O ator prepara-se para subir ao palco. Fecha os olhos, respira fundo, ouve o que sente, faz a sua oração. Está nervoso. Lembra-se daquilo que sentiu ao atuar na Broadway. É idêntico, ou talvez não, talvez seja superior. A responsabilidade é maior. Muito maior. O ator espreita pela cortina. Tem a casa cheia. Cinquenta pessoas e não cabe bem mais uma. Vieram todas. Todas as pessoas daquela aldeia estão ali. Na Broadway foram talvez milhares os felizardos que viram as suas peças. Foi estrondoso atuar na Broadway, foi talvez o maior sonho, mas não foi o fundamental nem o mais importante. Foi obrigatório subir ao palco brilhante, foi obrigatório perceber que era capaz de atuar em todo o lado, para qualquer pessoa, em qualquer língua. Mas agora estava ali e estava nervoso. Nervoso por representar para aquelas 50 pessoas que tinham feito o esforço maior de pagar aquele bilhete, privando-se de comprar a carne de porco, ansiosos por verem uma coisa que lhes parecia de mentira porque tantos dos que ali estavam nunca tinham ido ao teatro nem sentido outras peles, outras vidas, outras histórias.
O ator tem a consciência de que todas aquelas vidas sairão diferentes dali, mesmo que essa sensação só dure uma noite. Talvez fiquem unidos para sempre porque alguma coisa poderá acontecer ali. Porque, por umas horas, tudo o resto se dissipará, porque, por umas horas, o mundo terá outra cor.
O homem leva as suas ovelhas pelo campo. Canta uma música baixinho, repete o refrão vezes sem conta, enquanto faz o seu trabalho que não lhe sabe a esforço. Não imagina uma vida melhor. E não é porque não conheça outra, é porque mais nenhuma lhe cabe. Escolheu cada colina, deu nome a cada ovelha, decidiu que a sua vida seria aquela. Os sábios urbanos dizem que ele não teve outra opção, mas o pastor não acredita nisso; se não tivesse tido escolha, se fosse obrigatório ser o que a vida impôs, a felicidade não entraria. “Até isso eu sei”, murmura o pastor.

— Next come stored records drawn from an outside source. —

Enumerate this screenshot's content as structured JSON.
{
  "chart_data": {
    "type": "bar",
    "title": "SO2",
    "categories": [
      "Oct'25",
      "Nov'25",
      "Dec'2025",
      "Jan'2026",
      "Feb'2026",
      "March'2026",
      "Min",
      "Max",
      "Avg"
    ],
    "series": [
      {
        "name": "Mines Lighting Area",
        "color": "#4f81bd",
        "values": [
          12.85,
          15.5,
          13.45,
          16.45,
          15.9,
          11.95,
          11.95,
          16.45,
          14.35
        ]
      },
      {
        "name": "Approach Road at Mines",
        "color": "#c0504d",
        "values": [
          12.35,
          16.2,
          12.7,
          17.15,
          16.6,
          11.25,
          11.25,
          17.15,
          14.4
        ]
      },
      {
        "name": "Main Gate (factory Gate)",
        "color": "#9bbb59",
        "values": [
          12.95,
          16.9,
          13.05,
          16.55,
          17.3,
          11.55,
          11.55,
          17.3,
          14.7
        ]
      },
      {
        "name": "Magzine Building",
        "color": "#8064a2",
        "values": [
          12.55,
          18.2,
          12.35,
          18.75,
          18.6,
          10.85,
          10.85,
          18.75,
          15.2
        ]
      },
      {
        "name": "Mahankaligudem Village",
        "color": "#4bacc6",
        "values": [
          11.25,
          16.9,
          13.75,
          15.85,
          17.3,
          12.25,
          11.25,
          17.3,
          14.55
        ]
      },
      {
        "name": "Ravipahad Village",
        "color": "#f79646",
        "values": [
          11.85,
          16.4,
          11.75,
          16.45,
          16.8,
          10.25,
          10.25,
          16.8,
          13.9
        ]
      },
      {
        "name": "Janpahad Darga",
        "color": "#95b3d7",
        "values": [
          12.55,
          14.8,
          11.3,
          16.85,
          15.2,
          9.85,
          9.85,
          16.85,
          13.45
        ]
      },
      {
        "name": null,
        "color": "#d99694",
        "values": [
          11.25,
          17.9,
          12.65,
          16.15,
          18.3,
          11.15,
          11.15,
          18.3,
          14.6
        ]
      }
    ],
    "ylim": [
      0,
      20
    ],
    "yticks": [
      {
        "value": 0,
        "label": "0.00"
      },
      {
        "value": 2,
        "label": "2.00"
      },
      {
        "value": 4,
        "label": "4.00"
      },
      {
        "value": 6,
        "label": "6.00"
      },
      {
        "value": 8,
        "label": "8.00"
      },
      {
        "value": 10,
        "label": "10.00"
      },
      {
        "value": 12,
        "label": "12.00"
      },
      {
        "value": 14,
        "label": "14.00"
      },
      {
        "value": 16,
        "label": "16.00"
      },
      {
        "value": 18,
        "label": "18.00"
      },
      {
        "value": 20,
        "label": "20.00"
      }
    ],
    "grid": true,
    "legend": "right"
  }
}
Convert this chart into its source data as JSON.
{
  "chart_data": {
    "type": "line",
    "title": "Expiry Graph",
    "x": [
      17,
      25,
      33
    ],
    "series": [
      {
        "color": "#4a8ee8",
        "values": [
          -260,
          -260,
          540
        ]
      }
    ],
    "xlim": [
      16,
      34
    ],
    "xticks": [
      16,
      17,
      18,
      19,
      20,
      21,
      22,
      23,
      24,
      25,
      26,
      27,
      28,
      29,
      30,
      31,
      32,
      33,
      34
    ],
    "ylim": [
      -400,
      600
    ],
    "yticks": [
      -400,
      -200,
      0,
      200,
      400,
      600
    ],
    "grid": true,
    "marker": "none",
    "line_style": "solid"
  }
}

A miúda espera pela próxima palestra. Já passa da hora e ainda não está ninguém. No dia anterior esteve na televisão, deu uma palestra onde não conseguia contar quantos eram. Hoje, talvez não venha ninguém. A miúda contínua bem-disposta. Tudo aquilo não lhe sabe a fracasso, mesmo que aparentemente o seja. Lembra-se de Osho, no livro “Intuição”: “ (…) Que o mundo diga que o leitor foi um fracasso ou que o mundo faça de si uma estrela, um sucesso, isso não fará qualquer diferença. Seja qual for o caso, o leitor será feliz (…) Se o leitor conseguir compreender que alegria é sinónimo de sucesso, então dir-lhe–ei que será sempre bem-sucedido.”
A miúda percebe que não lhe interessa quantas caras verá, desde que tudo aquilo que aconteça seja verdadeiro. Então ela espera mais um tempo, até que cria o seu núcleo de partilha de cinco pessoas. Abre-se para elas. Confidencia-lhes sentimentos. Não tem medo. Fá-lo com alegria e fá-lo quase afónica, com toda a entrega e toda a importância que cada história tem. E naquela partilha, tão pessoal, a miúda ouviu ali quem lhe dissesse que talvez se sentisse mais forte agora, depois de ouvir outros, talvez se sinta mais capaz de enfrentar a sua própria sombra.
O pormenor tem sempre mais para contar. É sempre particular, uno, delicado, precioso. O pormenor, o aparentemente pequeno é sempre aquele que subestimamos, com a arrogância própria de quem não consegue ler nas entrelinhas. A aparente pequenez é tão maior quando a vês.